Ah, Lent. I thought it deserved a little Protestant defense (And thanks to Paddy for the inspiration: See link to “Other Kevin’s” site on the right). This isn’t intended to be an exposition on the history and theology of the Catholic discipline, but rather some thoughts about how it might relate to my own life. I’m doing a little light duty Lent this year–no candy until Easter. Our theology of Lent has a lot to do with our theology of fasting–a discipline practiced very widely in the Bible, including by Jesus, but rarely practiced and poorly understood in modern churches. The point of Lent is not merely to break you of a bad habit or clear up your schedule for quiet time. Lent is a discipline of submission and relinquishing. When we sacrifice something on which we rely, we are reminded of our limits and frailty –we are mortal beings whose bodies die without food. This awareness prepares us to better recognize and truly live our deep reliance on God. It isn’t purely incidental that Jesus’ 40 days in the wilderness were days of fasting. It is fasting, denying ourselves, that prepares us to rely on God and receive from him what we truly need. Every time I have to deny myself a Hershey’s kiss at work, I’m brought face to face with my own weakness and my needs for comfort and reassurance, which turns my mind to God’s gifts, and how he can give even more than chocolate can.

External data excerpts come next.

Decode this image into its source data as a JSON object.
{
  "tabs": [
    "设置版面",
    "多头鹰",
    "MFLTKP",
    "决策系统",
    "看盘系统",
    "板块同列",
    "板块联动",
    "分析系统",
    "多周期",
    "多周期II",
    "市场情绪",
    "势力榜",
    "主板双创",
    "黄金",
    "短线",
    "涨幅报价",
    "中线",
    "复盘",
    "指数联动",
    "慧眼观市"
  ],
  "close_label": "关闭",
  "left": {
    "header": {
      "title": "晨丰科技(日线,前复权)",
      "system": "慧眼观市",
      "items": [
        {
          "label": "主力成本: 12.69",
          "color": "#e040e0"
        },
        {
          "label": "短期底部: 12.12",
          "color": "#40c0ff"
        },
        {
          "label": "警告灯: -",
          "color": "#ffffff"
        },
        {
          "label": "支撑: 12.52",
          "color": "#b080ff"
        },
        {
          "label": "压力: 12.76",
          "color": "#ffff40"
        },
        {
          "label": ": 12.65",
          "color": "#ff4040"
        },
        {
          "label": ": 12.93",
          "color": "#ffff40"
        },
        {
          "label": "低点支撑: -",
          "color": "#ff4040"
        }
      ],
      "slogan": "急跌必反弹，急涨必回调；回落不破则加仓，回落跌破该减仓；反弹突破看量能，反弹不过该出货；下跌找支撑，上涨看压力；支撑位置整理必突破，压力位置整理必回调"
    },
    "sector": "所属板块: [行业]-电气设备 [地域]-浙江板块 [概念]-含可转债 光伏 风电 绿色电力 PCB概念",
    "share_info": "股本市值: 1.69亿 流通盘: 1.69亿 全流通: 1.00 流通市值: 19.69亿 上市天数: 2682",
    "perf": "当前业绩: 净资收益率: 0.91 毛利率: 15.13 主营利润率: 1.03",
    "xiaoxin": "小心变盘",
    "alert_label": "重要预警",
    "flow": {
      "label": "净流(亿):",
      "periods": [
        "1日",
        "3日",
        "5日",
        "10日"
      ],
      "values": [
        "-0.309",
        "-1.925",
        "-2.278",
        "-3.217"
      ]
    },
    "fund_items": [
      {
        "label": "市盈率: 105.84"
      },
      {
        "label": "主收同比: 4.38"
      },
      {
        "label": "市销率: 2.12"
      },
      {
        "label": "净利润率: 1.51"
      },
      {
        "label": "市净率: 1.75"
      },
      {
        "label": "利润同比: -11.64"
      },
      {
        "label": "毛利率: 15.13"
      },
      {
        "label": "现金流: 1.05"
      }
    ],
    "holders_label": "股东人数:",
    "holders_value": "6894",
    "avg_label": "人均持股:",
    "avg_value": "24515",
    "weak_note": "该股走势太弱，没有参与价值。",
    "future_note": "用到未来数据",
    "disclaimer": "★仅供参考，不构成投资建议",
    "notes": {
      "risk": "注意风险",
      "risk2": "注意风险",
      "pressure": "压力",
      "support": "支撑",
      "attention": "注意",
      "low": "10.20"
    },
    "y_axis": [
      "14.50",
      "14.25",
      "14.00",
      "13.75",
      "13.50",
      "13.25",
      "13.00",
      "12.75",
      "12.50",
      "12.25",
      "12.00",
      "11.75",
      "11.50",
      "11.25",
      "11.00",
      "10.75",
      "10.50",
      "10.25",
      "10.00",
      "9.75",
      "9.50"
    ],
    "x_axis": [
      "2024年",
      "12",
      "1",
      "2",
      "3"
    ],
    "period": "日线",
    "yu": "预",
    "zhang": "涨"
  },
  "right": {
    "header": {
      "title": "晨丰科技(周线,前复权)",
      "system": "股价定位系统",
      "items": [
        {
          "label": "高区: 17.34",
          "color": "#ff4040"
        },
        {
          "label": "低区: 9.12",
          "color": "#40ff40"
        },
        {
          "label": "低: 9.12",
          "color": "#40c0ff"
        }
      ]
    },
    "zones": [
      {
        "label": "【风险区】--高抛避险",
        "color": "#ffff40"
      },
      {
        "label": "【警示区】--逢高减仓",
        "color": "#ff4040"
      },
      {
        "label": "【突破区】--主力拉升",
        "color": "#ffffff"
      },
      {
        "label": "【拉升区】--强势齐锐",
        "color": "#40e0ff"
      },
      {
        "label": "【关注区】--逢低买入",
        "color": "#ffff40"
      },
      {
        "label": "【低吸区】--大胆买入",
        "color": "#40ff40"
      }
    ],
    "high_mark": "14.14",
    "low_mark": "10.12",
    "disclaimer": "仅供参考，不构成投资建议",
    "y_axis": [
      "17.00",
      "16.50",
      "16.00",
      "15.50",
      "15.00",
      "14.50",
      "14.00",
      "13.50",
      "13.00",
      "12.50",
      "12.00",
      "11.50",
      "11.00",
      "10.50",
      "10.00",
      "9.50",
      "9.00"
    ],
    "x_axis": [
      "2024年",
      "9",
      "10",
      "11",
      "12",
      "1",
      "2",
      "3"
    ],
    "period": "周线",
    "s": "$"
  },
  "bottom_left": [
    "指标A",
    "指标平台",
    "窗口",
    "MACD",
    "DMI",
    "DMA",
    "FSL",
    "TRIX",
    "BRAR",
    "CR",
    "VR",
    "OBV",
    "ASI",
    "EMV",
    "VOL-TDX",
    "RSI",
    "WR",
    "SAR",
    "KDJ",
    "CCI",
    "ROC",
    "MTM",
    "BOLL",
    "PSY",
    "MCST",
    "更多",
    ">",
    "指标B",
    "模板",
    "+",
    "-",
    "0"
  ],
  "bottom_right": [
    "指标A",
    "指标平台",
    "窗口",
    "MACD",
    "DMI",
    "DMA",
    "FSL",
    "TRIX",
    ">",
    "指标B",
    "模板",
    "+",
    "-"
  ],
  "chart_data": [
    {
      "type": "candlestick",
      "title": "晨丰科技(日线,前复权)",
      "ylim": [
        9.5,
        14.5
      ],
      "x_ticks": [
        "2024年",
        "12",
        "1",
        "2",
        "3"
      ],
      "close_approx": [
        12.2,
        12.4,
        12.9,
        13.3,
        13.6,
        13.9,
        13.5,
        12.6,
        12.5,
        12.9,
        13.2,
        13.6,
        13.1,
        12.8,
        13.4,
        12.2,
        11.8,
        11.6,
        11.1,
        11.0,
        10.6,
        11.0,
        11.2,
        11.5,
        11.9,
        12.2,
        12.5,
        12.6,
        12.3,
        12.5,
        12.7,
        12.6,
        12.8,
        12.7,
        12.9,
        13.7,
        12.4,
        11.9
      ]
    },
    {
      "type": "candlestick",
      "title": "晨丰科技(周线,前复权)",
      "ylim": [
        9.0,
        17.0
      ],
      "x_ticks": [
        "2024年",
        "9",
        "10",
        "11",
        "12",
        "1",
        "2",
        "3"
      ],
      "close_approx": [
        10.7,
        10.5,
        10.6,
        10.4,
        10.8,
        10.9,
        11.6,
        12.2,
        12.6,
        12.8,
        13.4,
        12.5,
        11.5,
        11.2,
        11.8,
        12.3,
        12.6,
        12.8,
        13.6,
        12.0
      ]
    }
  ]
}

As with any discipline, there isn’t anything magic about Lent. It won’t get you into heaven and it won’t make you a bad Christian if you don’t do it. It’s really just a tool, a ritual, we can use to focus on God and bring us closer to him. Done in any other spirit, it isn’t worth doing.

2 Responses to “Lent: Non-Catholic thoughts on old disciplines”

  1. jasonlparks Says:

    good exposition of functional theology

  2. Judy Says:

    Having come from a Catholic background, maybe it’s unusual that Lent made very little impression on me. But Easter (the Ressurection, not the bunny) has always been my favorite holiday. Growing up, we usually did not eat “meat” on Fridays year round. That left fish and macoroni and cheese. I’ve never been much of a fish fan. I don’t really remember Lent being a big deal. The idea of giving something up for Lent was something I knew about, but that’s about as far as it went. Interestingly, my best friend growing up was Lutheran, and Lent somehow, once she became an adult, was an oppresive, depressing season, as far as Gail was concerned.

    Now when it comes to staying away from candy (or in my case, anything with sugar or white flour in it), I am painfully aware (year round) of the concept of submission and relinquishment. It has nothing to do with being mortal and therefore dependent on food. It has everything to do with needing God’s help to deny myself something I WANT that happens to not be good for my health. Maybe I’ll have it a little easier if I remind myself that the denying brings the benefit of preparation for reliance on God. They have Hershey’s kisses at my work, too. And this week those Harry and David chocolate cherry things. I didn’t eat any, cuz I had decided I was going to save my unhealthy food eating for Saturday when we go out to celebrate my birthday. But you know what I did? I brought a few of them home so I can eat them tomorrow!!!!